Virginia Bluebells deep-dive guides

Every aspect of virginia bluebells care, each with its own calibrated guide:

Featured in these plant shortlists

Virginia Bluebells qualifies for 13 curated Growli shortlists — each one filtered objectively from our structured plant-care library, so the selection is consistent and checkable:

  • Best pet-safe houseplantsHouseplants the ASPCA lists as non-toxic to cats and dogs — every one verified against the ASPCA toxic and non-toxic plant list.
  • Best low-light houseplantsHouseplants that need no direct sun and cope with a north-facing room or a spot well back from a window.
  • Best plants for a north-facing windowHouseplants for a north-facing window: bright, even, indirect light and no scorching direct sun.
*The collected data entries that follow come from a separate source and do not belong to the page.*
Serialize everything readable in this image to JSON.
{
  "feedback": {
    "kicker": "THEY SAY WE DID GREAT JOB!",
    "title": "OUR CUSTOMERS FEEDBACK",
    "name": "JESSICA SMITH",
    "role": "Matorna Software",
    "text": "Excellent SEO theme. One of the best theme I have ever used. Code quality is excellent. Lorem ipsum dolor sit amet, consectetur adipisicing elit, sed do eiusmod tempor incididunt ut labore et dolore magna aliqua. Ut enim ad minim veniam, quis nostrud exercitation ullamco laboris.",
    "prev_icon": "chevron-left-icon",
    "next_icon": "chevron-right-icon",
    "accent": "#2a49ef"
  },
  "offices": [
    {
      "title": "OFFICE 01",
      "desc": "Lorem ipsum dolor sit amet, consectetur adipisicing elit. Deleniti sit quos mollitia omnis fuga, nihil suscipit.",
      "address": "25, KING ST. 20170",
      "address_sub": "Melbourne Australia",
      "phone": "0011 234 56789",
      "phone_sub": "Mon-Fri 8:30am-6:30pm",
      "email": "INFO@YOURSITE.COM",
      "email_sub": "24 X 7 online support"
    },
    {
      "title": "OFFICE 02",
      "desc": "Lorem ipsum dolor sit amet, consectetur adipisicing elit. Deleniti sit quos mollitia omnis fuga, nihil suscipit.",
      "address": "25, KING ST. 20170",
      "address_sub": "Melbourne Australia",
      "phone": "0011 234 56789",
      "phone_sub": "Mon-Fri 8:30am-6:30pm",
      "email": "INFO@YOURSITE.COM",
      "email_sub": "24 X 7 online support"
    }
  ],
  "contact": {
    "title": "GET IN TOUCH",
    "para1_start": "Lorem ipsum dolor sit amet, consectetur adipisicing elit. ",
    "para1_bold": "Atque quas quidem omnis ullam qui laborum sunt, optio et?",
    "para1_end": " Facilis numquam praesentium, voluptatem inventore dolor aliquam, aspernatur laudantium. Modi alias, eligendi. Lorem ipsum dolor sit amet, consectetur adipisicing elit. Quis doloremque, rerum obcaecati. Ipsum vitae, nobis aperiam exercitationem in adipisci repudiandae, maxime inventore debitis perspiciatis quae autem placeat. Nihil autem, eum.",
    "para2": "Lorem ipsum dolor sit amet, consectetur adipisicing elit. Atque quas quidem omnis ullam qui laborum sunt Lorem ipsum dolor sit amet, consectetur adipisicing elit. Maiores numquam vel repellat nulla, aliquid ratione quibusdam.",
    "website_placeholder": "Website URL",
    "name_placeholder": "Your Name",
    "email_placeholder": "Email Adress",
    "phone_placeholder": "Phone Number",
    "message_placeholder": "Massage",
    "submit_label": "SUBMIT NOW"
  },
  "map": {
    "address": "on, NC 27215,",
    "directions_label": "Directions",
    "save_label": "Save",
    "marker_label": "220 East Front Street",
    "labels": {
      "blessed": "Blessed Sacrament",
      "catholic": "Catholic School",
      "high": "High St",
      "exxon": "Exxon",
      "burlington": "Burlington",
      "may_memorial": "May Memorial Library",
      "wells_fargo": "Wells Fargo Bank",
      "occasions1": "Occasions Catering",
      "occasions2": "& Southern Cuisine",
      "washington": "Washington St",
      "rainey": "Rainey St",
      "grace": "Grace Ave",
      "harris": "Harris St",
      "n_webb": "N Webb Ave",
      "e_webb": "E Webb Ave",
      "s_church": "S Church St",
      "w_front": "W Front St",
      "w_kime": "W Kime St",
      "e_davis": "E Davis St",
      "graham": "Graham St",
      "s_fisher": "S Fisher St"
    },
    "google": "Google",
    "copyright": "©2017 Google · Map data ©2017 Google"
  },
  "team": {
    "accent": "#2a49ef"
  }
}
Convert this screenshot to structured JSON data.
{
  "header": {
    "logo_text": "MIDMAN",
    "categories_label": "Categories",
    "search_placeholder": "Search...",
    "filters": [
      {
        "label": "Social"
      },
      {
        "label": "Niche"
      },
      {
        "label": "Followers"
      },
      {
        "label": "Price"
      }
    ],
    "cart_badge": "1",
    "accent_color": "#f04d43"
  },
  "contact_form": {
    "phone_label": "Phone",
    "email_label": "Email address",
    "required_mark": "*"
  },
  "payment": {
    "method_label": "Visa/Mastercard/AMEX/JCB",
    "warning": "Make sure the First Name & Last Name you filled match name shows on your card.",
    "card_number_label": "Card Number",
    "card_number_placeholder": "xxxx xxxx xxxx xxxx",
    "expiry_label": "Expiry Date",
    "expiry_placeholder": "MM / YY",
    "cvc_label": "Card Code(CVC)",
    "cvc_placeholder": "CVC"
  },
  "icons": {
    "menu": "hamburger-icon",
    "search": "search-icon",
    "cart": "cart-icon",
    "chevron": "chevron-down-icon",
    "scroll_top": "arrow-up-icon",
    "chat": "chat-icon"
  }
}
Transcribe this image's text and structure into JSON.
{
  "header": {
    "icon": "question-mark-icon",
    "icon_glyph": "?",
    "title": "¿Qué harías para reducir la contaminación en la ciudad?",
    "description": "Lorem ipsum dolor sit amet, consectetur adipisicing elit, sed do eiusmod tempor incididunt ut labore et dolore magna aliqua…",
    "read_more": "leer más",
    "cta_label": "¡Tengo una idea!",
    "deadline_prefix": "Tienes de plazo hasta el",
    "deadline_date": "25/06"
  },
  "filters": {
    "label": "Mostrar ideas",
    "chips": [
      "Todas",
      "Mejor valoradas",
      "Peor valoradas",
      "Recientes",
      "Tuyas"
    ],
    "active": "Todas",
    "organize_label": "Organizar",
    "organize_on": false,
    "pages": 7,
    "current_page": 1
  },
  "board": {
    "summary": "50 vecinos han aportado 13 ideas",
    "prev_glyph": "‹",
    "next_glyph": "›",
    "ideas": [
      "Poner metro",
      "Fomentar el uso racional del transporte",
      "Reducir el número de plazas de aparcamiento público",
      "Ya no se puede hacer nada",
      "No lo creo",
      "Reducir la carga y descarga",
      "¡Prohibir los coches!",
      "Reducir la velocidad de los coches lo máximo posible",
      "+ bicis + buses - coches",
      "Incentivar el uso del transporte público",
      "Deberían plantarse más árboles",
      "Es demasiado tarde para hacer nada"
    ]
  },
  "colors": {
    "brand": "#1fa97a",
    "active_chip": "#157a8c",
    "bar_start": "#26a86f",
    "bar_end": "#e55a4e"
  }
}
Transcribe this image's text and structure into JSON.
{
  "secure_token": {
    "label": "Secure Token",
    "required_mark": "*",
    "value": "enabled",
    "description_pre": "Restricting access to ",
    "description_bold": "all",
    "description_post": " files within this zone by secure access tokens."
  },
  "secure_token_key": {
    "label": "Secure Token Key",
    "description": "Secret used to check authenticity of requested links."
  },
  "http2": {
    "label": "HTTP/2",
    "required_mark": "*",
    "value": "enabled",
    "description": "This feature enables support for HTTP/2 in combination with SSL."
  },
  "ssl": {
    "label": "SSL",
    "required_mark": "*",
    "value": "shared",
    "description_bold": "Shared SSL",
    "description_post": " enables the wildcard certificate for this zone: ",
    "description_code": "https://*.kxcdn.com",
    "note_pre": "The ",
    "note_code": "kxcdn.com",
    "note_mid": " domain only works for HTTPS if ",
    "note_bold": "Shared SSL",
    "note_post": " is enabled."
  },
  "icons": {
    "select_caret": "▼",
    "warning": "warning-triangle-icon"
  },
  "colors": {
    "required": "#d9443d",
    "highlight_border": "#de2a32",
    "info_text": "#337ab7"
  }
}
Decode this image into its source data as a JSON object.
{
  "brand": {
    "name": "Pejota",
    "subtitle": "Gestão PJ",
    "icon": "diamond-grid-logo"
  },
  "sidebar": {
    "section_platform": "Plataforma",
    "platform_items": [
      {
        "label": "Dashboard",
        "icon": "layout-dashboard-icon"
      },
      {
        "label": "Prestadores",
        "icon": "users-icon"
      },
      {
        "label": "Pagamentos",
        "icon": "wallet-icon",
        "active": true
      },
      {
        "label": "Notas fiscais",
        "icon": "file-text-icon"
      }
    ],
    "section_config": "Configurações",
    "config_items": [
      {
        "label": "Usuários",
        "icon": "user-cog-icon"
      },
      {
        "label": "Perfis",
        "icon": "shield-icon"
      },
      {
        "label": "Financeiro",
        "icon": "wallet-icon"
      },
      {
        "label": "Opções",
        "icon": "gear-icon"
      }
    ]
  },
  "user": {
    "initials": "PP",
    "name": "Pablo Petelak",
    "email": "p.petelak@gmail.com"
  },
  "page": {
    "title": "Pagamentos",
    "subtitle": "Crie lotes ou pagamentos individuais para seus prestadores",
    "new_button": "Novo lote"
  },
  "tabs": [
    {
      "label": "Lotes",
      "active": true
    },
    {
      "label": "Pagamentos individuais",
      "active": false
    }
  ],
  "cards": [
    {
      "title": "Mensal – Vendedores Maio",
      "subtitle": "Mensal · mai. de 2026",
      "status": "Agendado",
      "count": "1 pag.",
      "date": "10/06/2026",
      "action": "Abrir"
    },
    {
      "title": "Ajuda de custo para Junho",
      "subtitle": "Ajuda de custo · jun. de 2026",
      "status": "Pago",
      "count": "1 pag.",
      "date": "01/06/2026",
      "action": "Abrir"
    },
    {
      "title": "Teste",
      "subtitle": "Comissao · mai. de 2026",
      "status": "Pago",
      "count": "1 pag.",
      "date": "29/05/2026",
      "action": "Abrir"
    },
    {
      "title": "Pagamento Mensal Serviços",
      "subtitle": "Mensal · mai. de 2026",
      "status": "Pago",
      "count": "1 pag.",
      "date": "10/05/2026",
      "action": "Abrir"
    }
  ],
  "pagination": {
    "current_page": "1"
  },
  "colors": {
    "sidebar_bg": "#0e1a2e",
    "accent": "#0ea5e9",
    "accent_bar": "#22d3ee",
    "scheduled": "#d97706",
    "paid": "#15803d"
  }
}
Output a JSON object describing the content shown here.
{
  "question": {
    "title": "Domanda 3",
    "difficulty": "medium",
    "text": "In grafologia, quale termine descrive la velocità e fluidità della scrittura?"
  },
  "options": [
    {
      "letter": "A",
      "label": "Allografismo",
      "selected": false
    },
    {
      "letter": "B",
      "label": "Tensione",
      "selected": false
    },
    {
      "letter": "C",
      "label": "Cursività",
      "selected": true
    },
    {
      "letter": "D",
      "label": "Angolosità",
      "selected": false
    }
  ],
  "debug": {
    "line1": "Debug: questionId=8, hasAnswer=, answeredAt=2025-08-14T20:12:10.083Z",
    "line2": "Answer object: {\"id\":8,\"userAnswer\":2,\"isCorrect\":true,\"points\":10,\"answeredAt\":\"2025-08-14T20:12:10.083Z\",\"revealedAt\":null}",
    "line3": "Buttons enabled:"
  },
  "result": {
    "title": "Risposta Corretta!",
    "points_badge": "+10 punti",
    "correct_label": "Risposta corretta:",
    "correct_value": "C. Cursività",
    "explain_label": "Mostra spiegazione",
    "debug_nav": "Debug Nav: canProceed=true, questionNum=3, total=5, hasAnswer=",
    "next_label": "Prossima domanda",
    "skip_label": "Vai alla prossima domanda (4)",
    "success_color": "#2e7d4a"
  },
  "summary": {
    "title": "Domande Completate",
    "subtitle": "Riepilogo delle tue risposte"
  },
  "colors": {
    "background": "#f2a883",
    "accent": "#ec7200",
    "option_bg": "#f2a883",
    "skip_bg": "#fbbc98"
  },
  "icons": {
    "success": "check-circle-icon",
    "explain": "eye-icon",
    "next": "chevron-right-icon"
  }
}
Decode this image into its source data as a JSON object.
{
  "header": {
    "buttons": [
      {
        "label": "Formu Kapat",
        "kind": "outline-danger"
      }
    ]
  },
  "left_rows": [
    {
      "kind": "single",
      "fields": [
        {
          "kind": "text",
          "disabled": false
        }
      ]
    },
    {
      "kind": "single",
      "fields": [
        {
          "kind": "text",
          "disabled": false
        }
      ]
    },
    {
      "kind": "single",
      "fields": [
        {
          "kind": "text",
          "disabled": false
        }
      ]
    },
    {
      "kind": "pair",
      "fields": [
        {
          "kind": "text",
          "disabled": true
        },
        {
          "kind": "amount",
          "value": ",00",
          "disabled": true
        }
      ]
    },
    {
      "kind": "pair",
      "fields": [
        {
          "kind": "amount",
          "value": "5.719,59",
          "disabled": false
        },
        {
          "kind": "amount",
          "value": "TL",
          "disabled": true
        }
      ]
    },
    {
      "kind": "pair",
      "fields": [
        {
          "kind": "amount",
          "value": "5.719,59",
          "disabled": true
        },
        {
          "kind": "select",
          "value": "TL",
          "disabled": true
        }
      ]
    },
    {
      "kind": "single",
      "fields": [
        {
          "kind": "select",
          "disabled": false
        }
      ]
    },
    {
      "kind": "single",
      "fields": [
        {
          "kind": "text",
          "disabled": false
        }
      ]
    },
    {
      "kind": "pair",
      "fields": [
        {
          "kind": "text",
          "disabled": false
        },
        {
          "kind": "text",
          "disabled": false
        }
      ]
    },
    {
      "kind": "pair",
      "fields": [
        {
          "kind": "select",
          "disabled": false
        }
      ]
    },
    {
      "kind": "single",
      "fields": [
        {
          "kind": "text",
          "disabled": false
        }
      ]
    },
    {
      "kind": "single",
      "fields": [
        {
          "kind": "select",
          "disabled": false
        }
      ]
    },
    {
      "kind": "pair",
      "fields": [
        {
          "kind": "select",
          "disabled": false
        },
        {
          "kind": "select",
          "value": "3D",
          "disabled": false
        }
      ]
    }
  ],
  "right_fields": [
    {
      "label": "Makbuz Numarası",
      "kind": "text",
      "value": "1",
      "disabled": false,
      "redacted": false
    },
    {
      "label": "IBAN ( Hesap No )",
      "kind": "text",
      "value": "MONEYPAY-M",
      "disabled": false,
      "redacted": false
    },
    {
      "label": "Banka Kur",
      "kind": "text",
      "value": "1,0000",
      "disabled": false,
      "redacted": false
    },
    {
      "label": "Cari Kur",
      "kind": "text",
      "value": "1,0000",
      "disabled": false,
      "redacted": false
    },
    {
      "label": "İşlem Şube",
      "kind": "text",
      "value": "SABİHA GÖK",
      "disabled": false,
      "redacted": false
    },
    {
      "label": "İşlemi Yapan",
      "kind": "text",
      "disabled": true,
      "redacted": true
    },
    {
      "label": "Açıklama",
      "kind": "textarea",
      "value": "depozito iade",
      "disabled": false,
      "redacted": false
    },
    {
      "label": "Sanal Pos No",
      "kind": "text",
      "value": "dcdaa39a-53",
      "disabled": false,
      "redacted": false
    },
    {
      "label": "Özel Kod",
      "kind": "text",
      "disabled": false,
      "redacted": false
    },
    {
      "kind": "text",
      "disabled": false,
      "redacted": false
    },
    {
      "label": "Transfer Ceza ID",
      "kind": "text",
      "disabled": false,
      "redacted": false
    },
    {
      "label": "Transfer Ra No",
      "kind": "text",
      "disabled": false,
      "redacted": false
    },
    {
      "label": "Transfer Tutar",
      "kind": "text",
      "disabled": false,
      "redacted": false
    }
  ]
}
Each pick verified against its documented light needs.
  • Best pet-safe low-light plantsNon-toxic to cats and dogs AND happy with no direct sun — the two hardest constraints to satisfy at once.
  • Best humidity-loving houseplantsHouseplants that thrive in a bathroom, kitchen, or by a humidifier — selected by documented humidity preference.
  • Best bathroom plantsHumidity-loving houseplants that also cope with lower light — suited to the steamy, often-dim conditions of a typical bathroom.
  • Best flowering houseplantsIndoor plants grown for their blooms — selected from the flowering species in Growli’s plant-care library.
  • Best pet-safe flowering plantsFlowering houseplants the ASPCA lists as non-toxic to cats and dogs — colour and blooms in a pet home, without the worry.
  • Best pet-safe bathroom plantsNon-toxic to cats and dogs and happy in the humid, lower-light conditions of a bathroom — safe greenery for the smallest room.
  • Best houseplants for a cool roomHouseplants that tolerate cool conditions down to about 10°C — for an unheated spare room, hallway, porch or a home kept cool.
  • Best pet-safe bedroom plantsNon-toxic to cats and dogs and happy in lower light — calming greenery for a bedroom where a pet often sleeps too.
  • Best cat-safe plantsHouseplants the ASPCA lists as non-toxic to cats (and dogs) — safe greenery for a home with a curious cat.
  • Best dog-safe plantsHouseplants the ASPCA lists as non-toxic to dogs (and cats) — safe greenery for a home with a curious dog.
  • Browse all 29 plant shortlists — pet-safe, low-light, drought-tolerant and more

Related guides

Virginia Bluebells is also known as Virginia Bluebells, Virginia Cowslip, and Lungwort Oysterleaf.